Poursuivant, maître Pape Jean Seye a demandé à Kemi Seba si un Sénégalais pouvait se permettre de manquer de respect au Président du Bénin à Cotonou… Le juge surpris par ces propos a aussitôt levé la voix pour demander à l’avocat de la BCEAO de dépassionner le débat.  »Je vous invite à rester dans le débat », a-t-dit à l’endroit de l’avocat. L’avocat de la défense, maître Cheikh Koureyssi Ba, prenant la parole, a d’entrée présenté des excuses pour les propos de son confrère qu’il a jugé xénophobes.

Pour lui, les propos tenus par son confrère sont xénophobes et inacceptables de nos jours. Avant de s’interroger sur la plainte de l’institution financière régionale émettrice des billets de Francs CFA.  »Un homme vient d’être jugé dans cette salle avant mon client. Il a été mis aux arrêts pour détention de milliers de faux billets de CFA. Pourquoi la BCEAO ne s’est-elle pas constitué partie civile pour une affaire aussi grave alors qu’elle porte plainte pour l’altération d’un billet de 5000 francs CFA ? », s’est-il interrogé.
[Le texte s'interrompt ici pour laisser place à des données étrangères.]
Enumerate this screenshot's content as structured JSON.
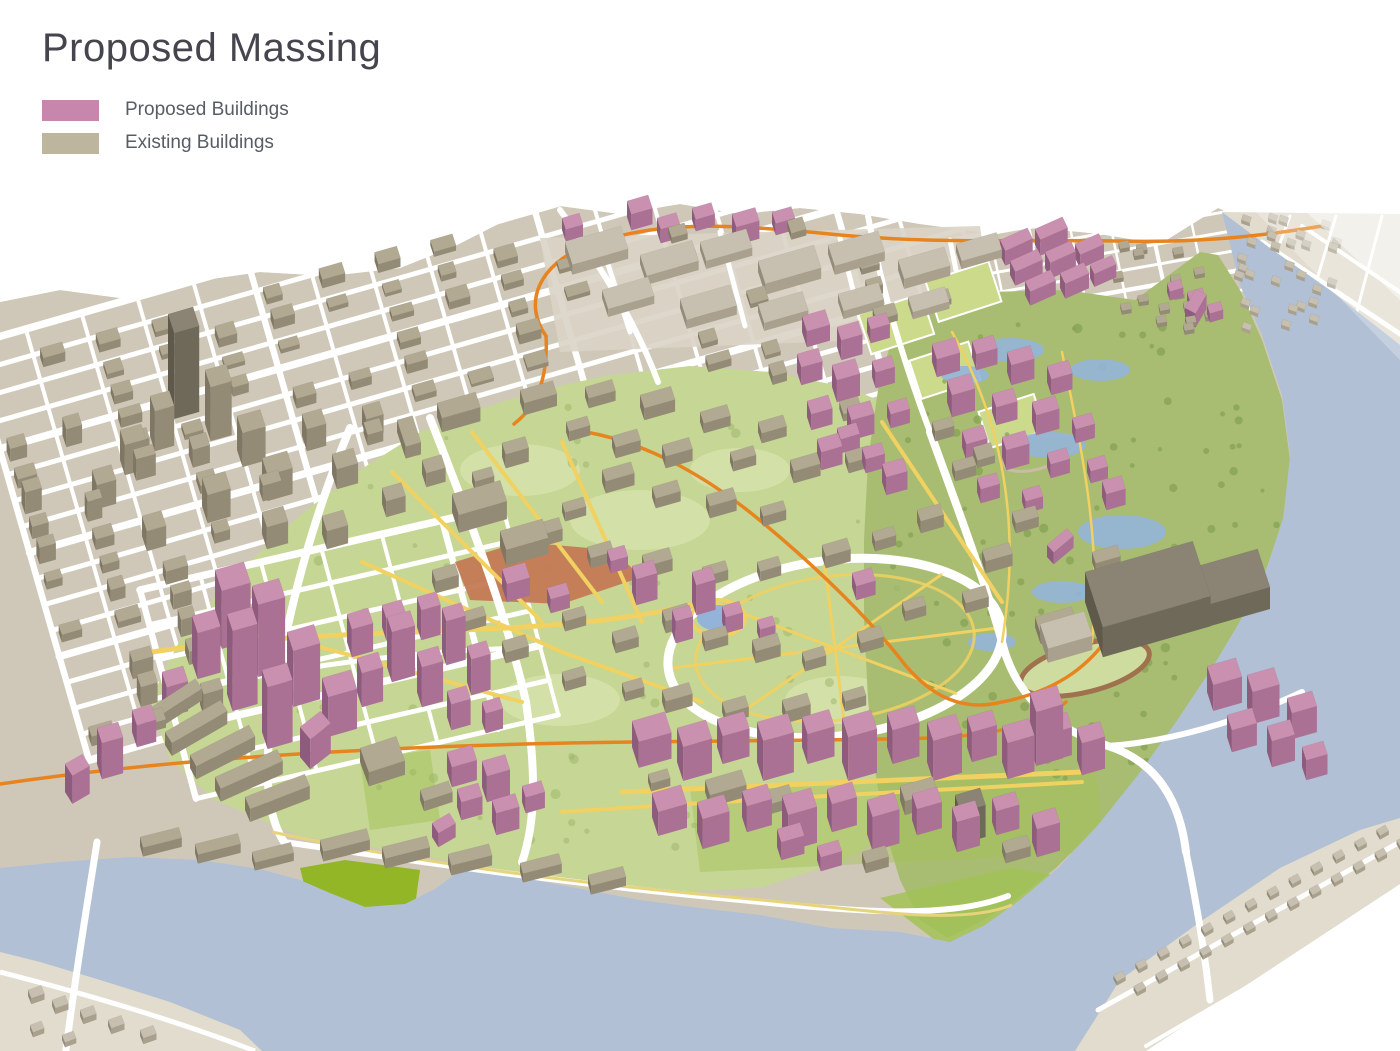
{
  "page": {
    "title": "Proposed Massing",
    "title_color": "#45454d",
    "label_color": "#575d64",
    "frame_color": "#4a4a4a",
    "background": "#ffffff"
  },
  "legend": {
    "items": [
      {
        "id": "proposed",
        "label": "Proposed Buildings",
        "color": "#c786ab"
      },
      {
        "id": "existing",
        "label": "Existing Buildings",
        "color": "#beb59e"
      }
    ]
  },
  "map": {
    "description": "Aerial axonometric massing rendering: proposed pink buildings and existing tan buildings across a campus bounded by a city grid, parkland and water",
    "palette": {
      "water": "#b1c0d5",
      "land": "#cfc8b8",
      "land_light": "#e2dccf",
      "street": "#ffffff",
      "campus_green": "#c6d694",
      "lawn_light": "#d6e2ab",
      "park_green": "#a9bd72",
      "tree_green": "#87a355",
      "bright_green": "#8fb51e",
      "field_green": "#ccda8c",
      "court_green": "#a2c256",
      "path_yellow": "#f0d161",
      "coast_yellow": "#e6d47c",
      "transit_orange": "#e8841f",
      "plaza_terracotta": "#c47a55",
      "pond_blue": "#93b4d8",
      "track_brown": "#a0714d",
      "industrial_ground": "#dad4c7",
      "proposed_top": "#ca90af",
      "proposed_front": "#aa7195",
      "proposed_side": "#8d5b7c",
      "existing_top": "#b2a992",
      "existing_front": "#948b76",
      "existing_side": "#7f7663",
      "dark_top": "#8b8474",
      "dark_front": "#6f695a",
      "dark_side": "#5f594c",
      "light_top": "#c7c0b0",
      "light_front": "#a9a18e",
      "light_side": "#948c7a"
    }
  }
}
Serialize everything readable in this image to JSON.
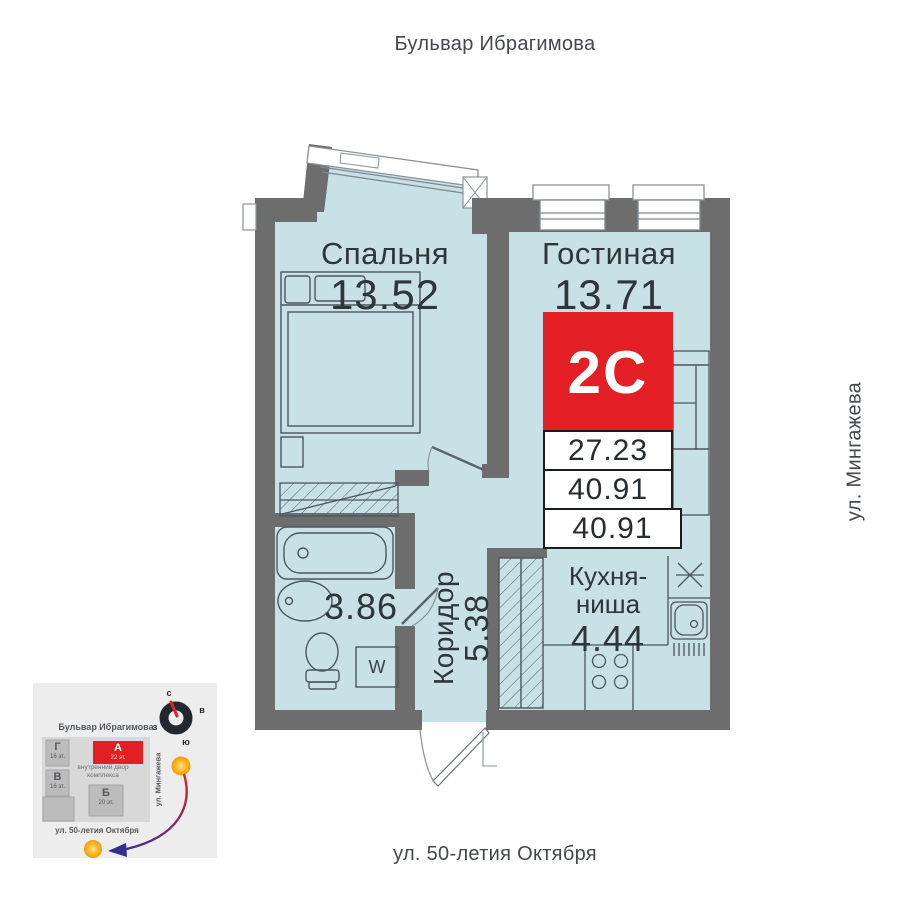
{
  "streets": {
    "top": "Бульвар Ибрагимова",
    "right": "ул. Мингажева",
    "bottom": "ул. 50-летия Октября"
  },
  "plan": {
    "badge": "2С",
    "area_rows": [
      "27.23",
      "40.91",
      "40.91"
    ],
    "bedroom": {
      "name": "Спальня",
      "area": "13.52"
    },
    "living": {
      "name": "Гостиная",
      "area": "13.71"
    },
    "bathroom": {
      "area": "3.86"
    },
    "corridor": {
      "name": "Коридор",
      "area": "5.38"
    },
    "kitchen": {
      "name_line1": "Кухня-",
      "name_line2": "ниша",
      "area": "4.44"
    },
    "washer": "W"
  },
  "minimap": {
    "street_top": "Бульвар Ибрагимова",
    "street_right": "ул. Мингажева",
    "street_bottom": "ул. 50-летия Октября",
    "courtyard_line1": "внутренний двор",
    "courtyard_line2": "комплекса",
    "compass": {
      "north": "с",
      "south": "ю",
      "east": "в",
      "west": "з"
    },
    "buildings": [
      {
        "label": "Г",
        "floors": "16 эт."
      },
      {
        "label": "В",
        "floors": "16 эт."
      },
      {
        "label": "А",
        "floors": "22 эт."
      },
      {
        "label": "Б",
        "floors": "20 эт."
      }
    ]
  },
  "colors": {
    "accent": "#e31e24",
    "room_fill": "#c8e1e7",
    "wall": "#6d6d6d",
    "compass_ring": "#23282e",
    "arrow_start": "#d9252b",
    "arrow_end": "#2f2f8f"
  }
}
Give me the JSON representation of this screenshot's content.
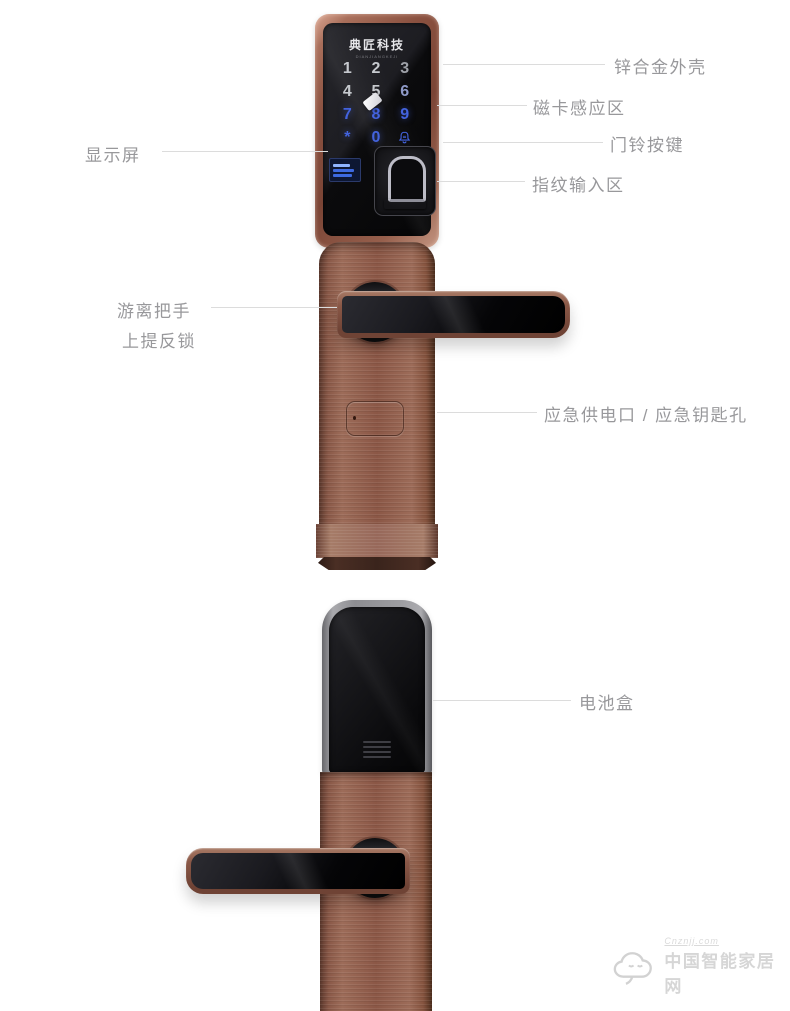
{
  "lock_front": {
    "brand": "典匠科技",
    "brand_sub": "DIANJIANGKEJI",
    "keypad": {
      "keys": [
        {
          "label": "1",
          "tone": "gray"
        },
        {
          "label": "2",
          "tone": "gray"
        },
        {
          "label": "3",
          "tone": "gray-dim"
        },
        {
          "label": "4",
          "tone": "gray"
        },
        {
          "label": "5",
          "tone": "gray"
        },
        {
          "label": "6",
          "tone": "blue-dim"
        },
        {
          "label": "7",
          "tone": "blue"
        },
        {
          "label": "8",
          "tone": "blue"
        },
        {
          "label": "9",
          "tone": "blue"
        },
        {
          "label": "*",
          "tone": "blue"
        },
        {
          "label": "0",
          "tone": "blue"
        },
        {
          "label": "",
          "tone": "blue",
          "icon": "doorbell-icon"
        }
      ]
    }
  },
  "callouts": {
    "zinc_shell": "锌合金外壳",
    "card_zone": "磁卡感应区",
    "doorbell": "门铃按键",
    "fingerprint": "指纹输入区",
    "display": "显示屏",
    "handle_line1": "游离把手",
    "handle_line2": "上提反锁",
    "emergency": "应急供电口 / 应急钥匙孔",
    "battery": "电池盒"
  },
  "watermark": {
    "url": "Cnznjj.com",
    "site": "中国智能家居网"
  },
  "colors": {
    "bronze": "#8b5746",
    "key_blue": "#4363de",
    "key_gray": "#c6c9ce",
    "label_gray": "#98989b",
    "line_gray": "#dcdcdc"
  }
}
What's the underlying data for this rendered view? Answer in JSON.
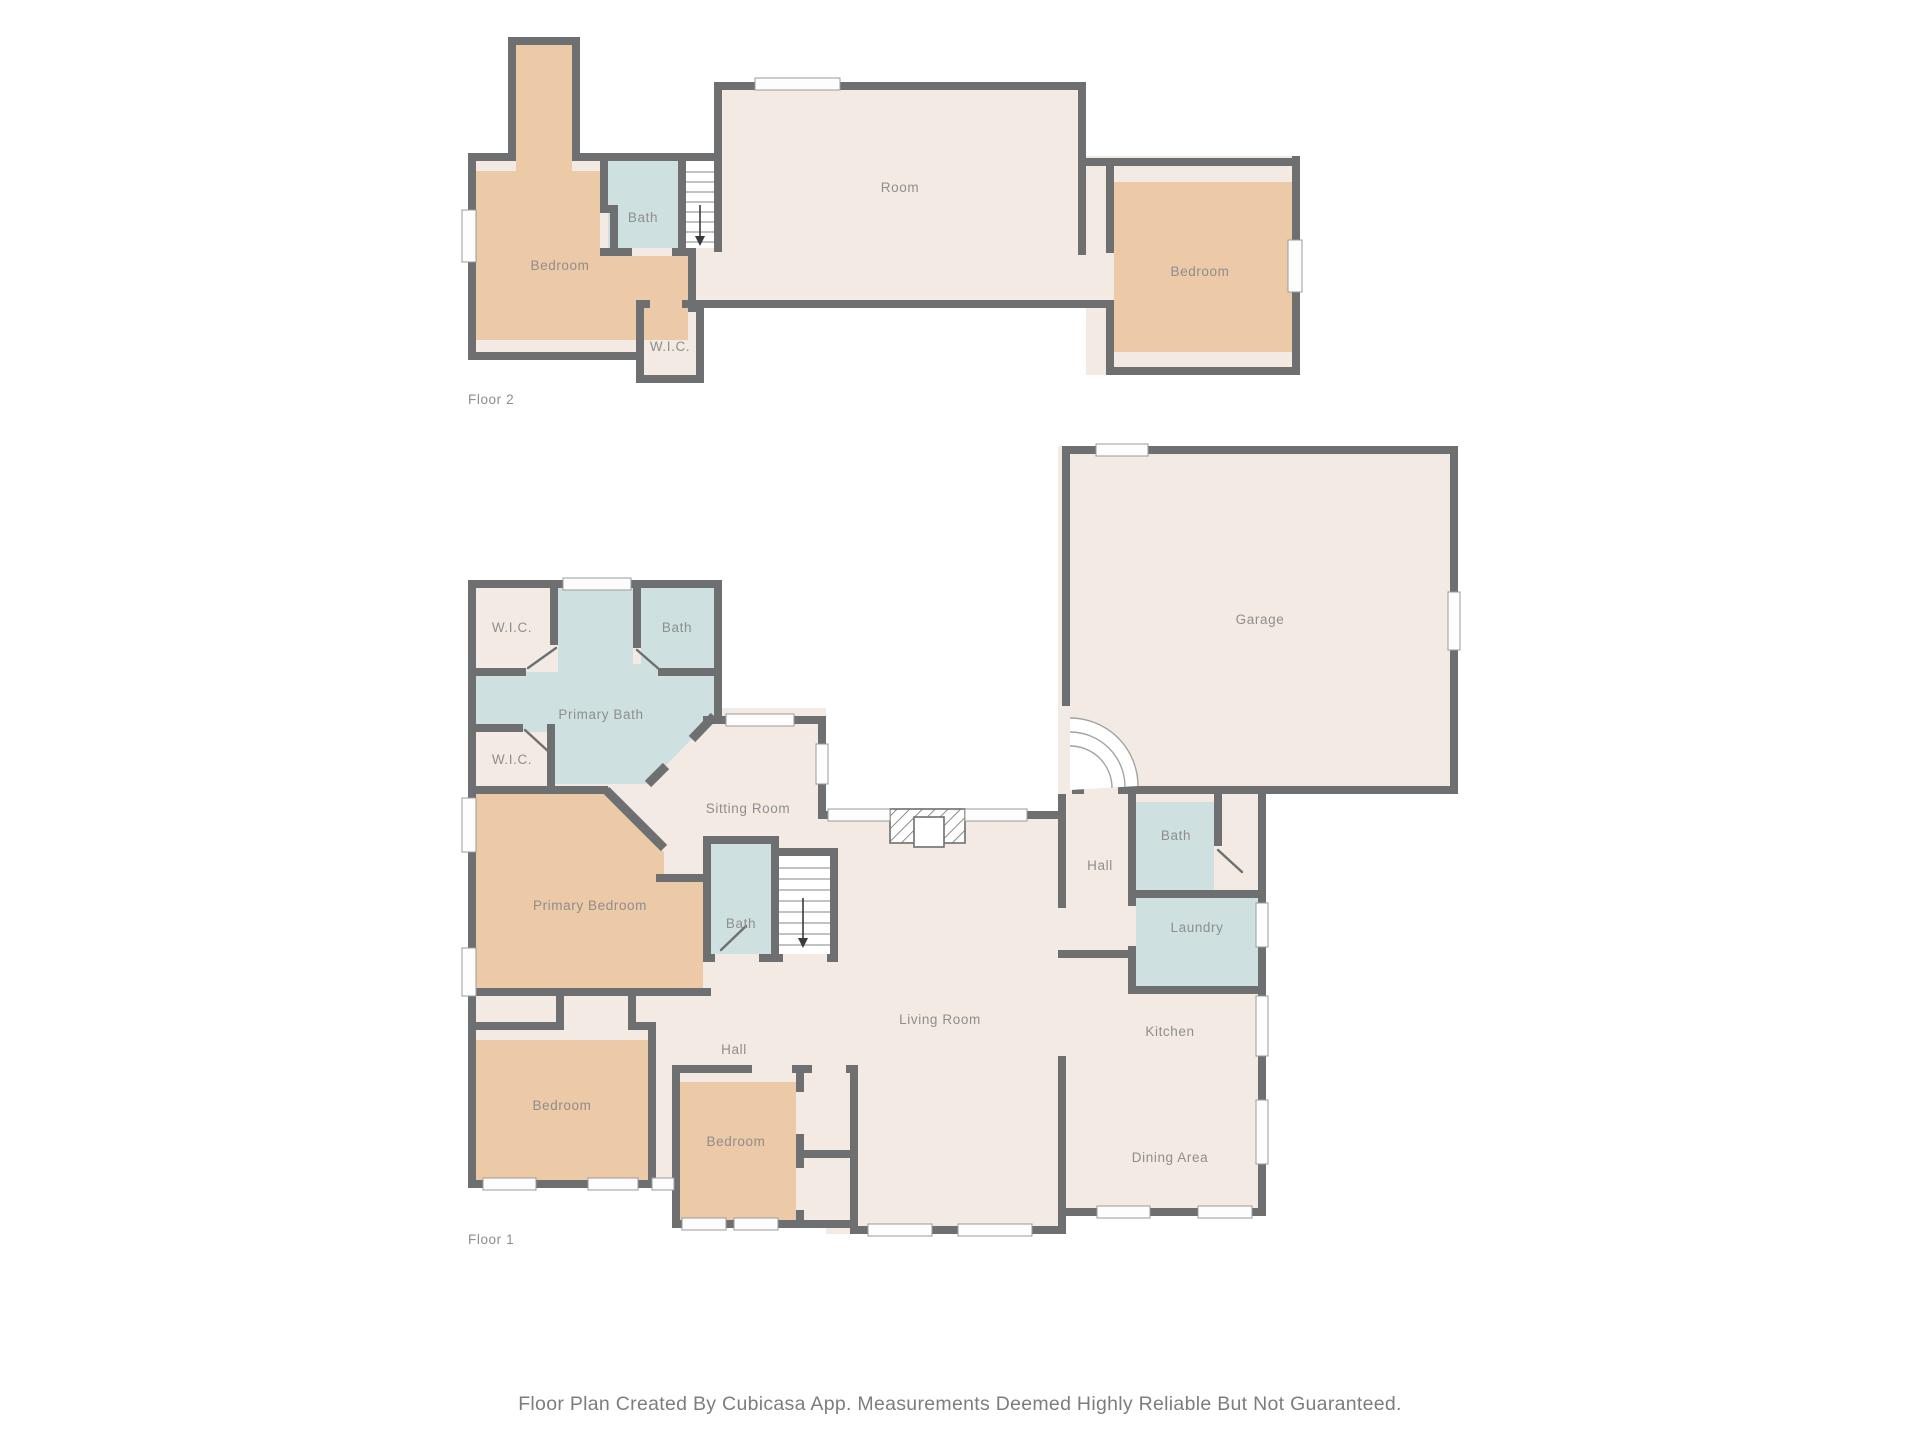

Avant de révéler que la BCEAO n’a jamais porté plainte lorsque ses agences de Bouaké, Korhogo et Man ont été pillé lors de la crise ivoirienne de 2002 à 2011. Une fois le verdict tombé avec la relaxe de son client, il a, au nom du barreau du Sénégal, tenu une fois de plus à présenter des excuses pour des propos tenus par son confrère.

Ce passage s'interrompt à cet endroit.